I remember that game, it was pretty awesome.

Xar Zarath
2015-08-26, 06:24 AM
The tattered journal is singed, crusted with old blood but is still somewhat legible:

"It's been three days since the last red rain. The damned water was blood or something like it and my wife and kids became something inhuman. Curse the wizards of evil tippyverse! I hope our own wizards get them back. They said the hole in the Far Realm would be patched up soon and maybe after that, they'll get to killing those bastards!"
Another entry:

"Food's running low and there's more undead now...can't believe it but the traps aren't working. Big Brother says the evil tippys are doing it and I'm sure that's true. I know it's true...oh how I miss my boys and my wife...need to stay strong for them and for my country. After what happened to Celestia and Elysium we're all gonna have to be on our guard"

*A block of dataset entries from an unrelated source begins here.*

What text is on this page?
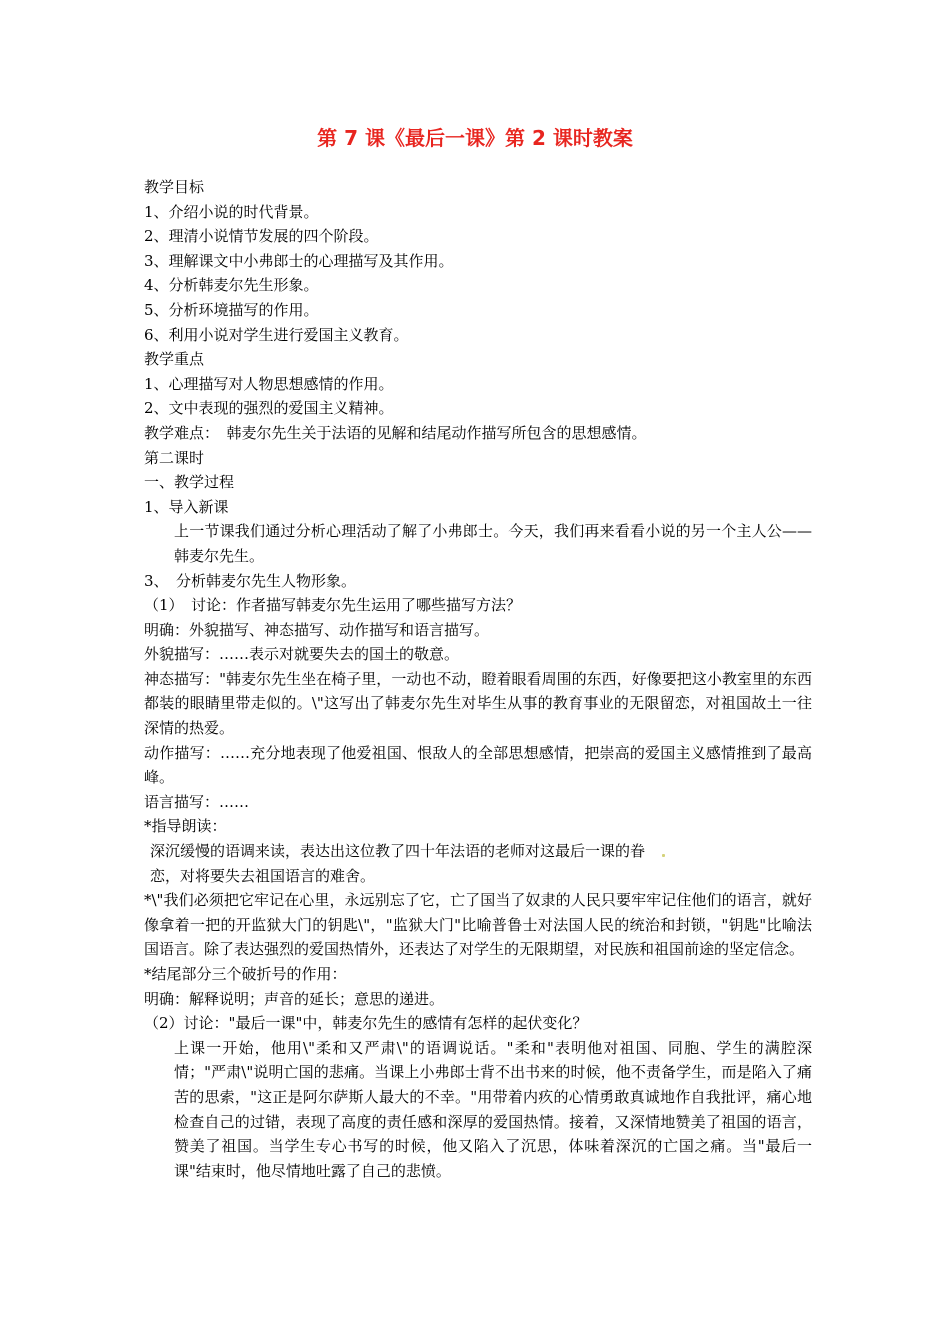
第 7 课《最后一课》第 2 课时教案
教学目标
1、介绍小说的时代背景。
2、理清小说情节发展的四个阶段。
3、理解课文中小弗郎士的心理描写及其作用。
4、分析韩麦尔先生形象。
5、分析环境描写的作用。
6、利用小说对学生进行爱国主义教育。
教学重点
1、心理描写对人物思想感情的作用。
2、文中表现的强烈的爱国主义精神。
教学难点：　韩麦尔先生关于法语的见解和结尾动作描写所包含的思想感情。
第二课时
一、教学过程
1、导入新课
上一节课我们通过分析心理活动了解了小弗郎士。今天，我们再来看看小说的另一个主人公——韩麦尔先生。
3、　分析韩麦尔先生人物形象。
（1）　讨论：作者描写韩麦尔先生运用了哪些描写方法？
明确：外貌描写、神态描写、动作描写和语言描写。
外貌描写：……表示对就要失去的国土的敬意。
神态描写："韩麦尔先生坐在椅子里，一动也不动，瞪着眼看周围的东西，好像要把这小教室里的东西都装的眼睛里带走似的。\"这写出了韩麦尔先生对毕生从事的教育事业的无限留恋，对祖国故土一往深情的热爱。
动作描写：……充分地表现了他爱祖国、恨敌人的全部思想感情，把崇高的爱国主义感情推到了最高峰。
语言描写：……
*指导朗读：
深沉缓慢的语调来读，表达出这位教了四十年法语的老师对这最后一课的眷
恋，对将要失去祖国语言的难舍。
*\"我们必须把它牢记在心里，永远别忘了它，亡了国当了奴隶的人民只要牢牢记住他们的语言，就好像拿着一把的开监狱大门的钥匙\"，"监狱大门"比喻普鲁士对法国人民的统治和封锁，"钥匙"比喻法国语言。除了表达强烈的爱国热情外，还表达了对学生的无限期望，对民族和祖国前途的坚定信念。
*结尾部分三个破折号的作用：
明确：解释说明；声音的延长；意思的递进。
（2）讨论："最后一课"中，韩麦尔先生的感情有怎样的起伏变化？
上课一开始，他用\"柔和又严肃\"的语调说话。"柔和"表明他对祖国、同胞、学生的满腔深情；"严肃\"说明亡国的悲痛。当课上小弗郎士背不出书来的时候，他不责备学生，而是陷入了痛苦的思索，"这正是阿尔萨斯人最大的不幸。"用带着内疚的心情勇敢真诚地作自我批评，痛心地检查自己的过错，表现了高度的责任感和深厚的爱国热情。接着，又深情地赞美了祖国的语言，赞美了祖国。当学生专心书写的时候，他又陷入了沉思，体味着深沉的亡国之痛。当"最后一课"结束时，他尽情地吐露了自己的悲愤。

The last pages are ripped but some parts are still legible:

"Gods, but what have we done?! Hell's gone and Asmodeus died screaming, I heard, everyone heard all across the cosmos...the Far Realm's bleeding into the Abyss and Gehenna and the rest of the lower planes have been smashed together into cosmic pulp! Wizards say they're gonna put things right...gonna work out a new cosmos to live in...I hope so...gods I pray to you...please..."

Thealtruistorc
2015-08-26, 09:34 AM
"Gods, but what have we done?! Hell's gone and Asmodeus died screaming, I heard, everyone heard all across the cosmos...the Far Realm's bleeding into the Abyss and Gehenna and the rest of the lower planes have been smashed together into cosmic pulp! Wizards say they're gonna put things right...gonna work out a new cosmos to live in...I hope so...gods I pray to you...please..."

I've got to make this into a campaign setting.